Having attended the previous seven FIFA World Cup™ finals, it was only natural to find legendary opera singer Placido Domingo in Johannesburg last Sunday cheering on his native Spain. And it was to prove eighth time lucky for the celebrated tenor, as he finally realized a lifelong dream of seeing La Roja crowned world champions. Amid the feverish post-match celebrations, the 69-year-old made time for an exclusive chat with FIFA.com.
“It’s an historic moment – but then so was getting to the Final and even the semi-final. After getting that far, I was hoping beyond hope that it was going to be our year,” he said emotionally at the Soccer City Stadium in Johannesburg.
“I like the way Spain play – it’s a fascinating style. Maybe they didn’t dazzle as much as at EURO 2008 but, as I always say, the ball is round, sometimes it goes in and sometimes it doesn’t. It’s also capricious and loves the woodwork. I mean look at the Paraguay game. What can you do when the ball keeps striking the posts?” he said in defence of Spain’s paucity of goals in South Africa.
Scarce their goals may have been, but they proved enough to lift the most game’s most coveted trophy, which the tenor had the privilege of touching amid the post-game celebrations in the Spanish dressing room. "It is such a extraordinary thing that I feel like a teenager. I’m prouder than ever to be Spanish, and I think it’s very important my compatriots feel that too,” he said with his Roja scarf wrapped around him.
After getting that far, I was hoping beyond hope that it was going to be our year
Spanish to the core, although a certain country famed for its opera would love to claim him as its own, as Domingo explained with an anecdote from the 1982 finals, where he performed the official theme song. “I was in the Royal Box [when Italy won the Final] and the Italian president, Sandro Pertini, was so jubilant he threw his arms around King Juan Carlos of Spain. Pertini was jumping about when he saw me, so he asked the King: ‘You do know our Domingo don’t you?’ – the president had seen me several times at La Scala opera house in Milan. However, I replied: ‘Your Majesty, other countries have claimed me but, as you know, I’m Spanish through and through’.”
Placido Domingo has attended every FIFA World Cup since 1982, having also had the opportunity to witness the action at Mexico 1970 and Germany 1974. “I have treasured memories like the meeting in ’74 between East and West Germany, which the latter lost en route to claiming the title. That was a very significant and special game, as it was contested by compatriots only separated by a wall,” says the singer famed for his ability to perform in both baritone and tenor roles.
“Obviously I have a great many memories, both good and bad, from my years following La Roja. Years ago there weren’t that many of us going to their games, but now it’s a whole different story. Nowadays Spain have an extraordinary side. I’d say they have done for about four years now, but especially since 2008,” he added.

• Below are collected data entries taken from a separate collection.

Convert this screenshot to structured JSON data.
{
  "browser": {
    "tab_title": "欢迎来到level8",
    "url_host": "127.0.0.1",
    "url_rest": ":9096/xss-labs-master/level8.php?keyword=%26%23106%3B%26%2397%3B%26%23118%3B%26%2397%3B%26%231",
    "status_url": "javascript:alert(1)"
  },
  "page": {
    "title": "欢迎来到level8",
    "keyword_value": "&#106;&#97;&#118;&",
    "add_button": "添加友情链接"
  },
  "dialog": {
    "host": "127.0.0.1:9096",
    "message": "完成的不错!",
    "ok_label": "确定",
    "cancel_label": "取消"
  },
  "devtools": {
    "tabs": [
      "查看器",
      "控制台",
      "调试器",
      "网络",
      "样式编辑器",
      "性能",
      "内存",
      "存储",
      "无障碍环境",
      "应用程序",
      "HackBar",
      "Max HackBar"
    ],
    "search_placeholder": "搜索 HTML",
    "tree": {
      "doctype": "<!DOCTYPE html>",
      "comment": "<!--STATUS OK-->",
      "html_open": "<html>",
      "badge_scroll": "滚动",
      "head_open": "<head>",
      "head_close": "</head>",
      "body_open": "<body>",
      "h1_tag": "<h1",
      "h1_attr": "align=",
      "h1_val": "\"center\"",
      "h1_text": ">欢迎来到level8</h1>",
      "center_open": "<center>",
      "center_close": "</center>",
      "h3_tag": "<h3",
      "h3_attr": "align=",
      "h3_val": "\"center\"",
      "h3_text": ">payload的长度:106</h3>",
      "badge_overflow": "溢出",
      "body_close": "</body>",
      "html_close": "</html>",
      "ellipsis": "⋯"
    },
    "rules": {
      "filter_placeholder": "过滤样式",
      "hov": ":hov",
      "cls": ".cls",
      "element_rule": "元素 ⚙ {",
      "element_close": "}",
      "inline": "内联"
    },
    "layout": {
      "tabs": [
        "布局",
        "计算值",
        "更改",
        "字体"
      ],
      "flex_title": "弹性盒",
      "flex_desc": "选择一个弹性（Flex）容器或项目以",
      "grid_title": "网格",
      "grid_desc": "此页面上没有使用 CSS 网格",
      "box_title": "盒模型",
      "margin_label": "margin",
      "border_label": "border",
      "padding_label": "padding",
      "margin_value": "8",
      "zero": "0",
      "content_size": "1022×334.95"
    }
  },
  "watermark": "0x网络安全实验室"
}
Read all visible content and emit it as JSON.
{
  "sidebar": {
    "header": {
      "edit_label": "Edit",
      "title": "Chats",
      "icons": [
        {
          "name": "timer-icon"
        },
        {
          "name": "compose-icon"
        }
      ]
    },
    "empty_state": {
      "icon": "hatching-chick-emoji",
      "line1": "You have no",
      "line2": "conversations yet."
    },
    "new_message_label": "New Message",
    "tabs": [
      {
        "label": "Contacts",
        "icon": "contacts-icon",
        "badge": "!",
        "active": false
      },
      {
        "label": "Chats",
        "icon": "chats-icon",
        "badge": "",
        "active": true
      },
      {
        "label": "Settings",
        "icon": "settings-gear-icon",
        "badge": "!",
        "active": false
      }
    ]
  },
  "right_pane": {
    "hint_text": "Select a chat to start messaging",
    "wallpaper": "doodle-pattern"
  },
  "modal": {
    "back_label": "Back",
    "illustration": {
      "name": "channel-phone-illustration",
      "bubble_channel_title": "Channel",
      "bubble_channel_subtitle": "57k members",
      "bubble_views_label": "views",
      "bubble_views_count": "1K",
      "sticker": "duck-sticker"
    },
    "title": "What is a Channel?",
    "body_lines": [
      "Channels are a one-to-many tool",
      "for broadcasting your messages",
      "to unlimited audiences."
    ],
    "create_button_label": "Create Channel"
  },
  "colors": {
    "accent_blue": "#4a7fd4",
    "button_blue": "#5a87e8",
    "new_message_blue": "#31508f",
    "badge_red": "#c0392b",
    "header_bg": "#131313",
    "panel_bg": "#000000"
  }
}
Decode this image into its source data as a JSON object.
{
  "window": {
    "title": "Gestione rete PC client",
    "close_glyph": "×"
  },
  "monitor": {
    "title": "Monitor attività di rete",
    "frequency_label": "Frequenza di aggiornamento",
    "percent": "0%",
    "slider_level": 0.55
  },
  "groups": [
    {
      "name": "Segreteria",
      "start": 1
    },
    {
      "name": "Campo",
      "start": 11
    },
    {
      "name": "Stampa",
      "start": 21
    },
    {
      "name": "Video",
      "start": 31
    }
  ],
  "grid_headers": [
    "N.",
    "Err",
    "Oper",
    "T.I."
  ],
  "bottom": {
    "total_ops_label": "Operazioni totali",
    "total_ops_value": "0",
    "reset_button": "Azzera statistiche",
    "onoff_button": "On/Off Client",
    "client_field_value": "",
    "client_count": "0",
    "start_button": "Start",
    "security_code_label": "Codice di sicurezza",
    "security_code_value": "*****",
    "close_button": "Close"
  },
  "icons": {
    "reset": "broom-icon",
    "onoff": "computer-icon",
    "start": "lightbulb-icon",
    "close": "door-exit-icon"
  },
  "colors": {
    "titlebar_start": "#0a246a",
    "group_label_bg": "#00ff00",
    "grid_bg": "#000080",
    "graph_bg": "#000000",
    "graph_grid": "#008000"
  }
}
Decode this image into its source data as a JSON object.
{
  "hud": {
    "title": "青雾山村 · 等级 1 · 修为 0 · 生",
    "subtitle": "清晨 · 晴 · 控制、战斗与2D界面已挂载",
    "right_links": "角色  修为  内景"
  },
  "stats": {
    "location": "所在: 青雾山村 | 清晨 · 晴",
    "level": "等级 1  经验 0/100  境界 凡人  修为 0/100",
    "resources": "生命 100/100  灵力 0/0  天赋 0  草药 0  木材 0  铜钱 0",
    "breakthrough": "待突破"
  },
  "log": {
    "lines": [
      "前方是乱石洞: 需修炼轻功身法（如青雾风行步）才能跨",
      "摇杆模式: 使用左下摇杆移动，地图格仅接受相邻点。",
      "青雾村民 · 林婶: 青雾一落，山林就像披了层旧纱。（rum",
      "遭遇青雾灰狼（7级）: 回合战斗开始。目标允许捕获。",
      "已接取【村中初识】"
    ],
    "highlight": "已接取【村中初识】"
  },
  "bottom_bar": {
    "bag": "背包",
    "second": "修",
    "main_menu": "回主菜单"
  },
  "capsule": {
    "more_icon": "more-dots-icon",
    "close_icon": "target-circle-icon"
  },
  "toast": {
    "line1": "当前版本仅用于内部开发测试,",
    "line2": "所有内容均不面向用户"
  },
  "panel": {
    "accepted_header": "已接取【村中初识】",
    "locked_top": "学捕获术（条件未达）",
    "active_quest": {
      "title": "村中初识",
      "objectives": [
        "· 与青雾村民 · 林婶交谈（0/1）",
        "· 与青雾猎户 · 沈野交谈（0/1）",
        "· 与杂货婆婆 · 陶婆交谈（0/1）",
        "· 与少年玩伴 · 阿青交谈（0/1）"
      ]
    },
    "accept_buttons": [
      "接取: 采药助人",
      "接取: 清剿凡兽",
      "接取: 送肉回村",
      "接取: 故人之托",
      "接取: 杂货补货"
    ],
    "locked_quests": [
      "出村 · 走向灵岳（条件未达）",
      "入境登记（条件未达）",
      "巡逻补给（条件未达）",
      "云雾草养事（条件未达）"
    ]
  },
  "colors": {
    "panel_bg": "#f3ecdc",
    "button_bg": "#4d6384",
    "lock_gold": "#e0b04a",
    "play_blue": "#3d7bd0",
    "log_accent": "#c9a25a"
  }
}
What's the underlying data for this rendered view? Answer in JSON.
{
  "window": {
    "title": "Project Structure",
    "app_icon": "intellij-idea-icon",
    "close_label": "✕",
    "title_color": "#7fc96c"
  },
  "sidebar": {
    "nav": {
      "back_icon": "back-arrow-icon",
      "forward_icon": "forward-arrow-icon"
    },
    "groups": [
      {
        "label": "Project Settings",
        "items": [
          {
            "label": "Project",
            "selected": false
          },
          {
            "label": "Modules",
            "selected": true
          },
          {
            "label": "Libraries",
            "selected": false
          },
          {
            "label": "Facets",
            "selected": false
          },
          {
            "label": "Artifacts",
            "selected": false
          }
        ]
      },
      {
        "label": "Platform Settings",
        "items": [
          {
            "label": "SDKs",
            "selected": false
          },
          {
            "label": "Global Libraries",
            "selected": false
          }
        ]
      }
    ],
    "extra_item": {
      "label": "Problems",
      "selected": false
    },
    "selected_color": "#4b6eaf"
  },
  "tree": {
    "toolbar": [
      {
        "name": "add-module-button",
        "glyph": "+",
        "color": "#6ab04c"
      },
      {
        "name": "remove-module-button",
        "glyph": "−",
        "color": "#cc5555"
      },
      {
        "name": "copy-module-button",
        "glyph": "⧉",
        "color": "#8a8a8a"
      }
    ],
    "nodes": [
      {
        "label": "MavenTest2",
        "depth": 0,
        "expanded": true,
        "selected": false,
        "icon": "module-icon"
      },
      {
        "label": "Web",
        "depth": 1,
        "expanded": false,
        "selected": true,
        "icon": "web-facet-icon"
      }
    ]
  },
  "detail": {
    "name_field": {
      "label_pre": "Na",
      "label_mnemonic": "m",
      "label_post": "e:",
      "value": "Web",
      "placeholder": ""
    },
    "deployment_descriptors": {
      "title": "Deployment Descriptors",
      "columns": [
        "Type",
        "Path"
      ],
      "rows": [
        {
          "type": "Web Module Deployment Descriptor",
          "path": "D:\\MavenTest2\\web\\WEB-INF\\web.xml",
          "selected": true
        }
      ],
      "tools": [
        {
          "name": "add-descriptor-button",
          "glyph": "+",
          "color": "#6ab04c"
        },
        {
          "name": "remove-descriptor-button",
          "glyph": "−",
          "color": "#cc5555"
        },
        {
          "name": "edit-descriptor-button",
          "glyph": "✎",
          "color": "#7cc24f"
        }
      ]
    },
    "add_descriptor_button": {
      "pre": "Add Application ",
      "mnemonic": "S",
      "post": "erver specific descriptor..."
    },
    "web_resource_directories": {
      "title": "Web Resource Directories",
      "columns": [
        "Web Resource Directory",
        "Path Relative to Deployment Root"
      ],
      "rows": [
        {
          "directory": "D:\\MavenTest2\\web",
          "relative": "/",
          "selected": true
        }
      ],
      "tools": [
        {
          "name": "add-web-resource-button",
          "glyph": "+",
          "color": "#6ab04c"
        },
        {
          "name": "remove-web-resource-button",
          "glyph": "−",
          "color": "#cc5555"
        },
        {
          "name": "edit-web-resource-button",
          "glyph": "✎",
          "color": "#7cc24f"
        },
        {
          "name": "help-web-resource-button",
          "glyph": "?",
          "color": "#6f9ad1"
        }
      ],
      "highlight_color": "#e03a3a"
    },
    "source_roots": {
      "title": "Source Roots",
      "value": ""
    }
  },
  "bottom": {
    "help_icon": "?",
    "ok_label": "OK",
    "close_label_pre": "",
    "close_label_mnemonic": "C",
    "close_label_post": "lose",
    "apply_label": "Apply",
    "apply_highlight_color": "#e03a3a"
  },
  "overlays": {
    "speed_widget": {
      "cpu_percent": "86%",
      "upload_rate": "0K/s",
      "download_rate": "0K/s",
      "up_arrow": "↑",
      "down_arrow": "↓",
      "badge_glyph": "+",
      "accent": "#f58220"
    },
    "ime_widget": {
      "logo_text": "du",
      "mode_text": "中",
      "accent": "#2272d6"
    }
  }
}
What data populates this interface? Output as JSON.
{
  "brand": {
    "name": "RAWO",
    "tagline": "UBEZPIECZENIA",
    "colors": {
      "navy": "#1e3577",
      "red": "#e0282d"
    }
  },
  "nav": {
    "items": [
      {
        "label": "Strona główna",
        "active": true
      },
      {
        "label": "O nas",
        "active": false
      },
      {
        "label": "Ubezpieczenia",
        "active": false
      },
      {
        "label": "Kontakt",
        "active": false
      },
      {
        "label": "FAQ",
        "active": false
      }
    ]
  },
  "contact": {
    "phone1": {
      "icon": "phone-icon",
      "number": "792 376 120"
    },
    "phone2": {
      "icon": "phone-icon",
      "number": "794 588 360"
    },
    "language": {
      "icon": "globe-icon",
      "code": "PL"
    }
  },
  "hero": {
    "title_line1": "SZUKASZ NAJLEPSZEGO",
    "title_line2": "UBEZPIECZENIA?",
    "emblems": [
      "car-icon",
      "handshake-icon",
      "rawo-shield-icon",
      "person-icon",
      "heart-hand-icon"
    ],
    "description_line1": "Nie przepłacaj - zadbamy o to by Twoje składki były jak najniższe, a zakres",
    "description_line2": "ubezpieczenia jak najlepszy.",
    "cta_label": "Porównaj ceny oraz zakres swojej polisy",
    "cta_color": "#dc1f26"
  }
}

The Madrid-born singer/conductor spoke passionately about all 23 Spanish heroes but getting him to single out one proved impossible. “It’s very difficult to do that. I have great faith in the safe hands and guardian angel of Iker Casillas. We have a brilliant backline, not to mention the backbone of the team, Xavi, [Andres] Iniesta… And how inspirational has [David] Villa been?” says this lifelong supporter.
“It’s been a fantastic World Cup and South Africa was a great host. In my time here I found the organisation and security superb. That said, my poor musical ears suffered a bit with the vuvuzelas. But there you go, they brought a lot of atmosphere to the stadiums,” he concluded with a smile.
The Spaniard left South Africa the following week for London’s Royal Albert Hall, where he interpreted the part of Simon Boccanegra in the Verdi opera by the same name. The role, the 131st of his incredible career, was critically acclaimed and marked a triumphant return to performing after undergoing surgery for colon cancer earlier this year.